In fact, there’s a tension between the two. The idea is that you reach an equilibrium between the two; categoris which have substantial meaning but also have reasonable sample sizes.
Here we get 10 groups with the same sample size.
ggplot(data = diamonds, aes(x=cut_number(price, 10), y=carat)) +
geom_boxplot()
The relationship seems a bit exponential with little differences between the smaller groups.
But with 10 groups based on substantive metrics:
ggplot(data = diamonds, aes(x=cut_width(price, 2000), y=carat)) +
geom_boxplot()
There are bigger differences between the bottom group. But that’s because the bottom groups now contain many more observations which captures the variability between groups (so within each of these groups the variance is small, that’s why in the previous plot we see very little difference in the small groups).
Visualize the distribution of cara, partitioned by price.
ggplot(diamonds, aes(carat, y = ..density.., colour = cut_width(price, 2000))) +
geom_freqpoly()
## `stat_bin()` using `bins = 30`. Pick better value with `binwidth`.
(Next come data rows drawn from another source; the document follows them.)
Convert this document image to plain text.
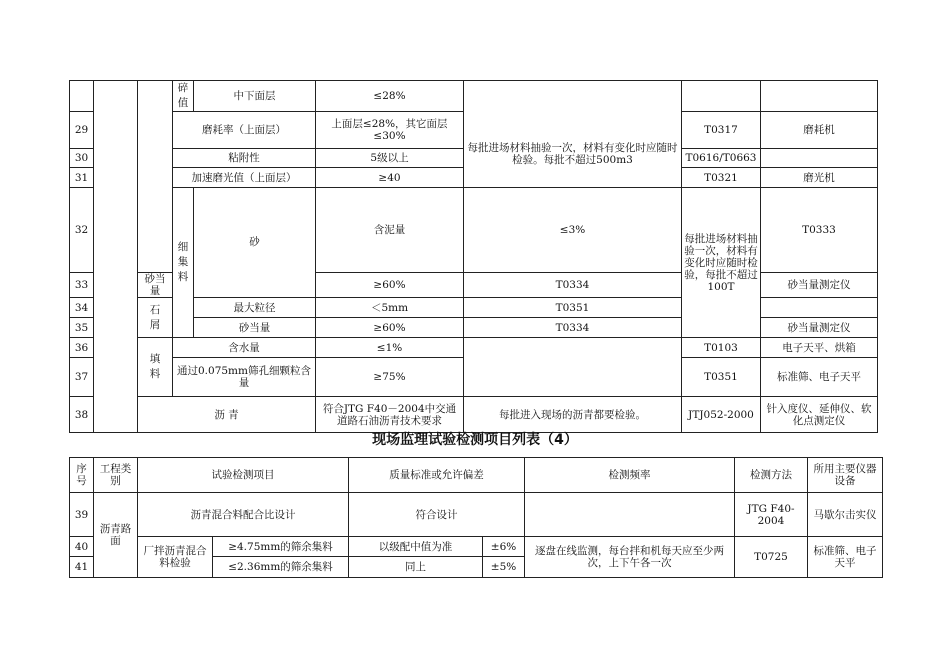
			碎值	中下面层	≤28%	每批进场材料抽验一次，材料有变化时应随时检验。每批不超过500m3			
29			磨耗率（上面层）		上面层≤28%，其它面层≤30%		T0317	磨耗机	
30			粘附性		5级以上		T0616/T0663		
31			加速磨光值（上面层）		≥40		T0321	磨光机	
32			细集料	砂	含泥量	≤3%	每批进场材料抽验一次，材料有变化时应随时检验，每批不超过100T	T0333	
33		砂当量			≥60%	T0334		砂当量测定仪	
34		石屑		最大粒径	＜5mm	T0351			
35				砂当量	≥60%	T0334		砂当量测定仪	
36		填料	含水量		≤1%		T0103	电子天平、烘箱	
37			通过0.075mm筛孔细颗粒含量		≥75%		T0351	标准筛、电子天平	
38		沥 青			符合JTG F40－2004中交通道路石油沥青技术要求	每批进入现场的沥青都要检验。	JTJ052-2000	针入度仪、延伸仪、软化点测定仪	
现场监理试验检测项目列表（4）
序号	工程类别	试验检测项目		质量标准或允许偏差		检测频率	检测方法	所用主要仪器设备
39	沥青路面	沥青混合料配合比设计		符合设计			JTG F40-2004	马歇尔击实仪
40		厂拌沥青混合料检验	≥4.75mm的筛余集料	以级配中值为准	±6%	逐盘在线监测，每台拌和机每天应至少两次，上下午各一次	T0725	标准筛、电子天平
41			≤2.36mm的筛余集料	同上	±5%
How does the price distribution of very large diamonds compare to small diamonds. Is it as you expect, or does it surprise you?
diamonds %>%
filter(between(carat, 0, 2.5)) %>%
mutate(carat = cut_width(carat, 1)) %>%
ggplot(aes(price)) +
geom_histogram() +
facet_wrap(~ carat)
## `stat_bin()` using `bins = 30`. Pick better value with `binwidth`.
I’m a bit surprised with the distribution of price for bigger diamonds. I was expecting very little variance! It seems as though big diamonds can cost anything between 5000 and 18000. Whereas small ones have very little variance.
Combine two of the techniques you’ve learned to visualize the combined distribution of cut, carat and price.
diamonds %>%
filter(between(carat, 0, 2.5)) %>%
mutate(carat = cut_width(carat, 1)) %>%
ggplot(aes(cut, price)) +
geom_boxplot() +
scale_y_log10() +
facet_wrap(~ carat)
We get the differences in price we saw before for carat groups but we also see that within each carat groups the differences between the cut in terms of prices is very little. It seems the be that the driving force of price is more carat rather than the cut.
Why is a scatterplot a better display than a binned plot for this case?
ggplot(diamonds, aes(x, y)) +
geom_point() +
coord_cartesian(xlim = c(4, 11), ylim = c(4, 11))
Because binned plots tend to categorize continuous measures and might distort some relationships, like a linear one here.
ggplot(diamonds, aes(x, y)) +
geom_hex()
Another possibility would be to bin both continuous variables, as stated before, but that would categorize outliers into groups, eliminating any trace of anomalous or extreme values.